The Battleship Potemkin (1925)

D: Sergei Eisenstein
S: Sailors of the Black Sea Fleet of the Red Navy, the citizens of Odessa

Never before and rarely since Sergei Eisenstein's second feature length film has form been matched to content with such a strong sense of purpose. A revolutionary work celebrating revolution, the film nominally charts the events which transpired aboard the Tsarist Battleship Prince Potemkin during the abortive 1905 Russian rebellion.

On a cinematic level, the film radically challenges the dominant narrative form established following the critical and commercial success of D.W. Griffith's The Birth of a Nation in 1915. An admirer of Griffith, Eisenstein wished to use the cinema to communicate not merely an inspiring and patriotic story, but the idea of revolution which underpins everything which occurs on screen.

The film is divided into six distinct and self-contained sections, but successfully threads narrational, thematic and visual strands throughout which allow Eisenstein to spread his montage effects across the entire feature rather than confine them to individual moments. Though still concerned with the shock value of the juxtaposition of two images to create third meanings, Eisenstein had already evolved his "montage of attractions" into a sophisticated alternative cinematic form.

Clashes and oppositions between individual scenes and images are present, but he also makes use of the repetition of motion (especially circular) and certain specific physical objects (eyes, glasses) to develop a strong sense of aesthetic coherence often lacking in his energetic but scattershot first feature Strike (1925).

This shifts the focus from the machinations of the plot and onto the visual systems employed to portray it. The audience is expected to actively involve themselves in understanding the associations between images and actions. Only then can they know their purpose, and engage with the film's complex and frenetic technique.

It works on an intellectual as well as emotional level, taking everything that was previously known about cinema and turning it on its head, just as the Soviet Union had done on a political and social level in 1917. It evinces many of the civil, historical and aesthetic concerns of its era, including its defiant lack of a star (preferring the anonymous but powerful mass as a hero), its angry assault on the exploitations of the Tsarist regime and the constructivist fascination with the movement and operation of machinery. On every level, Battleship Potemkin encourages its audience to respond with revolutionary fervour and join with the Communist party politically, artistically and emotionally.

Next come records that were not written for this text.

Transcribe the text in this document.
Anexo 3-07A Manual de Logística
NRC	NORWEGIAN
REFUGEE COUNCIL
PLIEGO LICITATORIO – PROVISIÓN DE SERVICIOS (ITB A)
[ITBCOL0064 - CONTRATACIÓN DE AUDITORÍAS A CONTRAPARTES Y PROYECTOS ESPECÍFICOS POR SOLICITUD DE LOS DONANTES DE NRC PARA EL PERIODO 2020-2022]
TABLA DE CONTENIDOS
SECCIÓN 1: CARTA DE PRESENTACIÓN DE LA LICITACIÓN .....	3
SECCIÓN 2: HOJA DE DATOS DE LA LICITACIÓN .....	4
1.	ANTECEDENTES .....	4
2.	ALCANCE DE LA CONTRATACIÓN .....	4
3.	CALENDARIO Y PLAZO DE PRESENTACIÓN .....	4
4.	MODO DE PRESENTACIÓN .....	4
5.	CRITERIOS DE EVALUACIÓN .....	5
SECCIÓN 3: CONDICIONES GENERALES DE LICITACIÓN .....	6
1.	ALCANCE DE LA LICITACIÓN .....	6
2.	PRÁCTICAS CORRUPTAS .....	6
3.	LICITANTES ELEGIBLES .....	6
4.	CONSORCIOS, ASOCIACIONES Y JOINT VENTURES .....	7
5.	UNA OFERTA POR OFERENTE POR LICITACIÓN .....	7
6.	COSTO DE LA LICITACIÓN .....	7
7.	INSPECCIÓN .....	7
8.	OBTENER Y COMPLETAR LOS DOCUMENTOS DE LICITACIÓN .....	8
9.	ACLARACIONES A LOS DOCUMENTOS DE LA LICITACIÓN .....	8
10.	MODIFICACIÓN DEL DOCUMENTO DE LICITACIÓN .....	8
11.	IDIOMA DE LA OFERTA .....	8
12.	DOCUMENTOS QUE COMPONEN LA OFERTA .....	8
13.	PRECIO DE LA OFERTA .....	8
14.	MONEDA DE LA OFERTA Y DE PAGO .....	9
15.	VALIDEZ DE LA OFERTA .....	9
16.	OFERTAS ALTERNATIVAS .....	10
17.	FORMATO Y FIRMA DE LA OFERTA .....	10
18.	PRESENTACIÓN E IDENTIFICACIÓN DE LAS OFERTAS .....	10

Eisenstein was not alone in this enterprise. Assisted in direction by Grigory Alexandrov and in writing by Nina Agazhanova-Shutko, he worked with a group of like-minded Soviet artists and ordinary citizens to bring the project to the screen. Important contributions were also made by Swiss cinematographer Edward Tissé and German composer Edmund Meisel. Tissé's crisp lensing frequently allows Eisenstein to emphasise detail and draw correlations between shapes and patterns of movement that weaker photography would have made impossible. Meisel was brought in to score the film after its December 1925 première and his rousing music accompanied it on its successful and controversial world tour in 1926.

Though not universally liked on its initial release even in its home country, the film was distributed abroad as an exemplar of Soviet artistic achievement. Following its huge success abroad, it received more favourable notices from Soviet critics, even those opposed to what they saw as Eisenstein's excess and self-indulgence.

The film was banned in some countries, re-cut and re-scored in others (it was not shown in the Republic of Ireland until 1936, and then only at a film society screening), but its reputation steadily grew until in 1958 it was voted the greatest film ever made by an international panel of cinema historians. It remains a mainstay of many such lists, and its aesthetic and political radicalism is still affecting today. Though the work on the whole may often seem quite cerebral to an audience predisposed to decoding and studying it, (especially a Film Studies class) the legendary Odessa Steps sequence remains among the most terrifying and powerful moments ever put on film.